If some grease is exuded during cooking, it rises to the top where it can be skimmed off or blotted away before serving.

According to the Association of Home Appliance Manufacturers in Chicago, more than 62 percent of American households own some type of slow cooker. The best slow cookers are those that have removable cooking units that allow the cook to remove the food from heat without having to transfer dishes. Some brands, such as the Crock-Pot, have removable Corning Ware liners. This allows foods to be cooked, refrigerated, frozen and reheated in a microwave oven, all in the same container.

Other brands, such as the slow cooker made by West Bend, have a rectangular metal heating base which can be removed and used as a griddle for sandwiches or pancakes. Food can be stored in the cooking dish but not reheated in a microwave oven.

Regardless of the type of model, slow cookers provide a gratification you simply can't get from zapping food in a microwave oven -- the comforting aroma of a homemade meal when you open the front door.

How to convert traditional recipes for the slow cooker:

* Browning meats: Only bacon, sausage, ground beef and fatty cuts of beef or pork need to be browned and drained before being added to the slow cooker. Other types of meat, such as corned beef, brisket or pot roast don't require browning.

* Liquids: Use half the liquid called for in conventional recipe. For example, if a recipe calls for two cups of broth, one usually will be sufficient for the slow cooker. Liquids do not evaporate in a slow cooker.

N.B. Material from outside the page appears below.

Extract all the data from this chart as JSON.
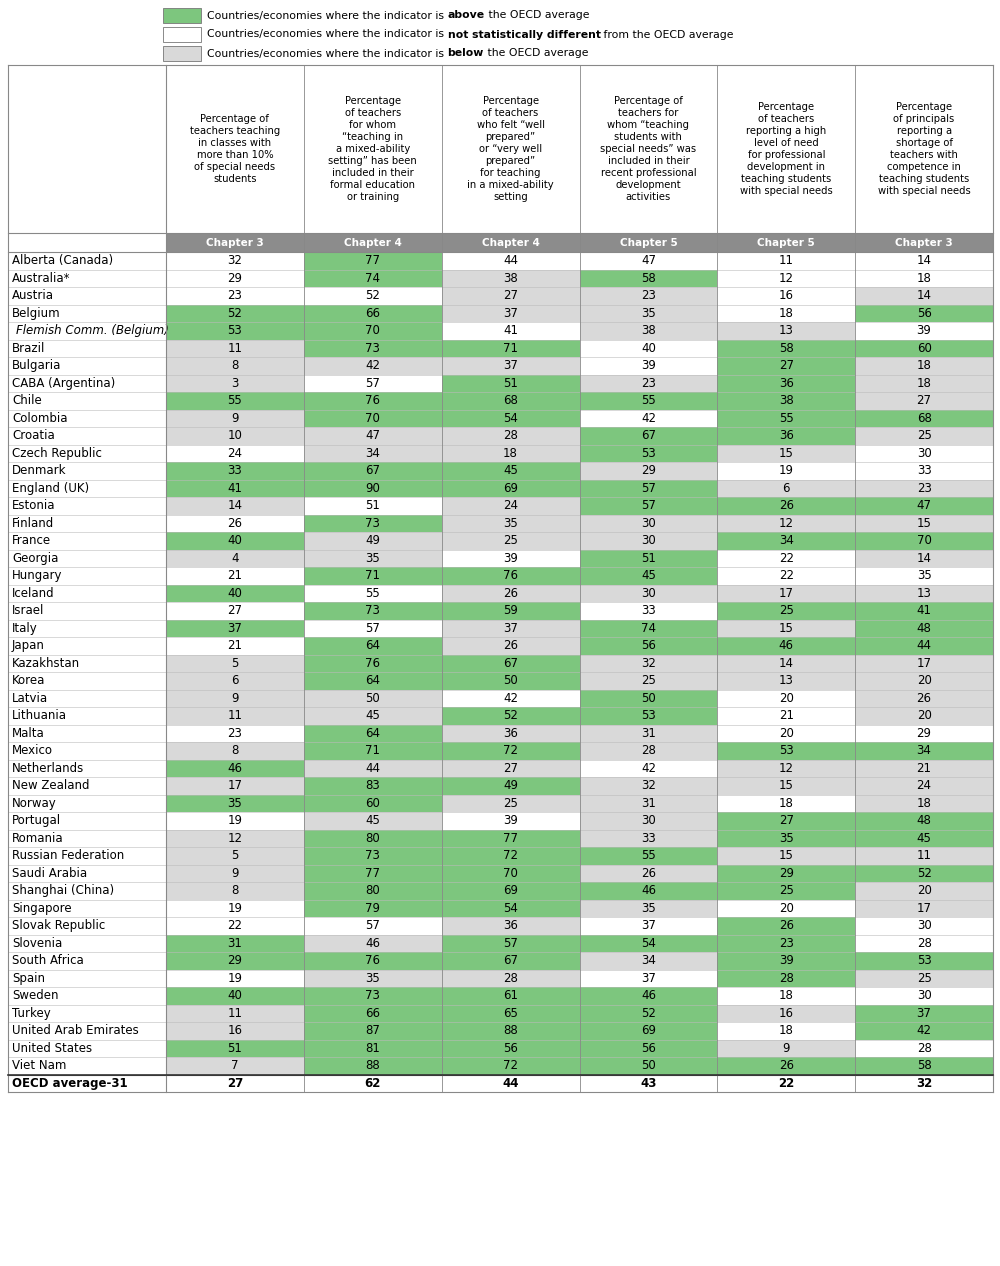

* Herbs and spices: Add whole herbs and spices, such as bay leaf or cinnamon stick, at the beginning of the cooking time. Add ground herbs and spices and fresh herbs during the last 30 minutes of cooking time.

* Milk and dairy products: Milk, sour cream and cream tend to separate when cooked for extended periods. When possible, add them during the last 30 minutes of cooking time. Condensed soups can be substituted for milk if desired.

* Vegetables: Chop raw vegetables, such as onions, garlic, carrots, turnips and cabbage before adding to the slow cooker. Eggplant may need to be sauteed or parboiled. Delicate vegetables such as peas, snow peas, corn and fresh mushrooms should be added during the last 30 minutes of cooking.

* Pasta and rice: Pasta, such as macaroni or shells, should be cooked before going into the slow cooker. Rice can be cooked along with the rest of the ingredients but add 1 cup extra liquid per cup of rice. Long-grain rice holds up better than short-grain rice for extended cooking.

* Soups: Add liquid only to cover other ingredients when making soups. Thin with additional liquid just before serving if desired. Add milk or cream to soups 30 minutes before serving.

* Beans: Soak beans overnight before adding to slow cooker in fresh water or other cooking liquid. Beans also may be cooked overnight in a slow cooker, drained and then combined with other ingredients for additional cooking.

* Toppings and dumplings: Crisp toppings such as bread crumbs, fried onions or cheese should be added at the last minute or crisped under the oven broiler. Biscuit, pie dough or egg toppings need to be baked before serving. Many slow cookers have removable interiors that can be placed directly in the oven. Dumplings can be cooked directly in the slow cooker by dropping spoonfuls of batter into the simmering liquid.